3. Collect baseline data: Collect baseline data on the selected indicators to establish the current status of access to maternal health in the target population. This data can be obtained from existing health records, surveys, and interviews with healthcare providers and community members.

4. Develop a simulation model: Develop a simulation model that incorporates the key recommendations and their potential impact on the selected indicators. The model should consider factors such as population size, healthcare infrastructure, availability of resources, and community engagement.

5. Input data and run simulations: Input the baseline data into the simulation model and run multiple simulations to assess the impact of the recommendations on improving access to maternal health. The simulations should consider different scenarios and variations in the implementation of the recommendations.

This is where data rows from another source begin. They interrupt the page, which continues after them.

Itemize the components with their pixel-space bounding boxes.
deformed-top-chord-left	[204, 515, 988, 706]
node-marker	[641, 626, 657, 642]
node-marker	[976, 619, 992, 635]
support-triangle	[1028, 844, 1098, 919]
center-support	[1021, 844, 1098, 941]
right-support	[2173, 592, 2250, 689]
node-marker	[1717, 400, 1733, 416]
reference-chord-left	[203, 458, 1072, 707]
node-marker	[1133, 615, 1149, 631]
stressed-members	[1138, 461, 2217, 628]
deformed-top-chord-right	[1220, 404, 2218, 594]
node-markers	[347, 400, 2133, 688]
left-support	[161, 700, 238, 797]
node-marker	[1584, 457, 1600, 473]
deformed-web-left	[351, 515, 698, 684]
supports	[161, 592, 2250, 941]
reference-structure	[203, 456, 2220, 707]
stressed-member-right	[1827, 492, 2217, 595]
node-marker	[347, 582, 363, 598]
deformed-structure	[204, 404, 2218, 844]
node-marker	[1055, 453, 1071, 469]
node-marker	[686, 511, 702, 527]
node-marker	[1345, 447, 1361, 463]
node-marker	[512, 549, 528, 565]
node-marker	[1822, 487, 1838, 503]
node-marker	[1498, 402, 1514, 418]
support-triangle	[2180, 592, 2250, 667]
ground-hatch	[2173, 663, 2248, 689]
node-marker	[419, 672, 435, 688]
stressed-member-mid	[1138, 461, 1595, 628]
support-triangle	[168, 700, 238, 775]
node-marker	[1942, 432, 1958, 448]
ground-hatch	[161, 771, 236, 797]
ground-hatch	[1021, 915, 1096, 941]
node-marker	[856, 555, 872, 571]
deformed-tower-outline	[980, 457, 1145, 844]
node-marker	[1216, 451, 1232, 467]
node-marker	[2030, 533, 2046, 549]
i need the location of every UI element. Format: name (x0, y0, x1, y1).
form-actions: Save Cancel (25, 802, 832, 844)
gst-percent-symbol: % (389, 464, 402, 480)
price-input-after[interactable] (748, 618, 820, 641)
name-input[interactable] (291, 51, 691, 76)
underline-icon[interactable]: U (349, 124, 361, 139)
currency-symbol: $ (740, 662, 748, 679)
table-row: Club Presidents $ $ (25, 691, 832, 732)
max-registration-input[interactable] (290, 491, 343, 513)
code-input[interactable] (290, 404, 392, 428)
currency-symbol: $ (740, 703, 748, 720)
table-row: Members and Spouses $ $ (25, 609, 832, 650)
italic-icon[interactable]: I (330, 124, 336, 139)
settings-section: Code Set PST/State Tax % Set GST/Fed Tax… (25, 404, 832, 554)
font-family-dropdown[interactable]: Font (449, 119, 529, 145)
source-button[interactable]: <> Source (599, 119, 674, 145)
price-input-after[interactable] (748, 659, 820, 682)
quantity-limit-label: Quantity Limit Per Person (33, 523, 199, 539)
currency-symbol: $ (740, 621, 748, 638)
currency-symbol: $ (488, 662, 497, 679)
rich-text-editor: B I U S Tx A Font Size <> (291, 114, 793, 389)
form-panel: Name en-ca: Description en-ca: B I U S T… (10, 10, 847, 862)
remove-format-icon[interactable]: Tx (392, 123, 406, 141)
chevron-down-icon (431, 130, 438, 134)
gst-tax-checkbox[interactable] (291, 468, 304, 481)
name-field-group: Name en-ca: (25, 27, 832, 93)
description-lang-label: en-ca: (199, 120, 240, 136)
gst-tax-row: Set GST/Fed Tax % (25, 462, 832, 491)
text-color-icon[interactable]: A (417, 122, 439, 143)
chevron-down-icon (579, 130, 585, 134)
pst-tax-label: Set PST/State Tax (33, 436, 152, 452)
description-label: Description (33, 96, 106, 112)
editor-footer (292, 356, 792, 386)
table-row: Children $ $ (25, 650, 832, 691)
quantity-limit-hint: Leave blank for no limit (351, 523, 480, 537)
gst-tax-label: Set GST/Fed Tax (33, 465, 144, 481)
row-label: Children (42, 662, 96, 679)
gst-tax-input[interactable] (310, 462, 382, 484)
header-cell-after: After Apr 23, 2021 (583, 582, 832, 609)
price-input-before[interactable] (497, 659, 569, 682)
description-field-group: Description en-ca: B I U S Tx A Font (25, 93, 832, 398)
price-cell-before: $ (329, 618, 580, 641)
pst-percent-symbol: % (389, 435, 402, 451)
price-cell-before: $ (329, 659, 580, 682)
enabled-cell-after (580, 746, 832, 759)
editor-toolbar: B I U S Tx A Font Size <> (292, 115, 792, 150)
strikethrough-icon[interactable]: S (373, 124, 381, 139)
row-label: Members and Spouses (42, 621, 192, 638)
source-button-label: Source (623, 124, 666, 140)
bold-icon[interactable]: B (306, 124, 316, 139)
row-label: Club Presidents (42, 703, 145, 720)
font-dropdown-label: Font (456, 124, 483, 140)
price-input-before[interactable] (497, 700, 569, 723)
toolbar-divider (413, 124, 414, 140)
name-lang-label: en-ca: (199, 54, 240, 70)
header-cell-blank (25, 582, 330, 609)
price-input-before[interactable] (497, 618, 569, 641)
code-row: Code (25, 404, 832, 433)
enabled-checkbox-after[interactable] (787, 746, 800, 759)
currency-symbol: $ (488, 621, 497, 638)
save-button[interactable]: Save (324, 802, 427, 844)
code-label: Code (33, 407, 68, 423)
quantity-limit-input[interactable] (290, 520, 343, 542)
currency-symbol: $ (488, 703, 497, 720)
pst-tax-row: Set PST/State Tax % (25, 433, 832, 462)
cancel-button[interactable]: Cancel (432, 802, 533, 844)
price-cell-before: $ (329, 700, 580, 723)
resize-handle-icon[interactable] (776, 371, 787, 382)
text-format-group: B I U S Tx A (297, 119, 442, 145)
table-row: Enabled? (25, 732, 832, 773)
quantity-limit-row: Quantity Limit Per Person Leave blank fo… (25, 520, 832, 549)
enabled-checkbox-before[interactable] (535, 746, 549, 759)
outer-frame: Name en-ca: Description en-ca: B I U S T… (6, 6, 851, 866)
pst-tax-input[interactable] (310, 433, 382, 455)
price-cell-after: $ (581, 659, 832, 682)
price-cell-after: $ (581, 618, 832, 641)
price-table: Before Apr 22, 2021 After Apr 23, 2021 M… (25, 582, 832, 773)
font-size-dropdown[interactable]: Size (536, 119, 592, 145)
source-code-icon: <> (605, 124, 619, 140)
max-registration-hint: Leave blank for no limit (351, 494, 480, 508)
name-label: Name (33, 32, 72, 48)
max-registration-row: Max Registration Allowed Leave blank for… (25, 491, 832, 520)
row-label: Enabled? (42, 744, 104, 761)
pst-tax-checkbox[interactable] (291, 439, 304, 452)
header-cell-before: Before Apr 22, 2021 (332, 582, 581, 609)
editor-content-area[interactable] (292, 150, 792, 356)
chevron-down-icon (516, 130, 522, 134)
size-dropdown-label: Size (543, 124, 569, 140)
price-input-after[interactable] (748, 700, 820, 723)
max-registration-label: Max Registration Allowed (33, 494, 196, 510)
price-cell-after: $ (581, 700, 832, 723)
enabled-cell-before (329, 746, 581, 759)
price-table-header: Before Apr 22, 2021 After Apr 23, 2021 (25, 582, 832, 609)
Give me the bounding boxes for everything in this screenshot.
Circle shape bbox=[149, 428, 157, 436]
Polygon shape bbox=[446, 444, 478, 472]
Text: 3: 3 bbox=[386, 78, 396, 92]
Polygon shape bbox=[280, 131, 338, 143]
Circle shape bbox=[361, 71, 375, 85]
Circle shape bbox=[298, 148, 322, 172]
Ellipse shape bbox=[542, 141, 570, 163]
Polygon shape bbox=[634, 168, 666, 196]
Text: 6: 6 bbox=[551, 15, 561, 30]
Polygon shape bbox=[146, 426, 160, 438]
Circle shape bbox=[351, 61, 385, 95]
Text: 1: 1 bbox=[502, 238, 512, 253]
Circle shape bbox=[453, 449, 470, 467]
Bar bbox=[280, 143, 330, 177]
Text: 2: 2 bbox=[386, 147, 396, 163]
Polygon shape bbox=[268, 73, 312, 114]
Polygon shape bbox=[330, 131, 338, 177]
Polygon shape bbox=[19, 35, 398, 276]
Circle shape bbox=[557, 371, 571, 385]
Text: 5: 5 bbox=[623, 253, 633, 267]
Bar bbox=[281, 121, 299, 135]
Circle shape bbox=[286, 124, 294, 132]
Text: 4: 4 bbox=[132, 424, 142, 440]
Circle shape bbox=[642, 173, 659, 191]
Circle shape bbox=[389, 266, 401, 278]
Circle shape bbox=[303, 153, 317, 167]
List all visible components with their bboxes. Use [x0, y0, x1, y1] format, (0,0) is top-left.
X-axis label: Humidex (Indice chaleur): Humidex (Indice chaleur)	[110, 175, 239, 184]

6. Analyze results: Analyze the results of the simulations to determine the potential impact of the recommendations on the selected indicators. Assess the effectiveness of each recommendation individually and in combination with others.

7. Refine and validate the model: Refine the simulation model based on the analysis of the results and validate it using additional data and expert input. Ensure that the model accurately represents the real-world context and dynamics of access to maternal health.

8. Communicate findings and make recommendations: Communicate the findings of the simulation study to relevant stakeholders, including policymakers, healthcare providers, and community members. Present the recommendations for improving access to maternal health based on the simulation results.

By following this methodology, researchers and policymakers can gain insights into the potential impact of recommendations on improving access to maternal health. This information can guide the development and implementation of interventions to address the identified challenges and improve maternal health outcomes.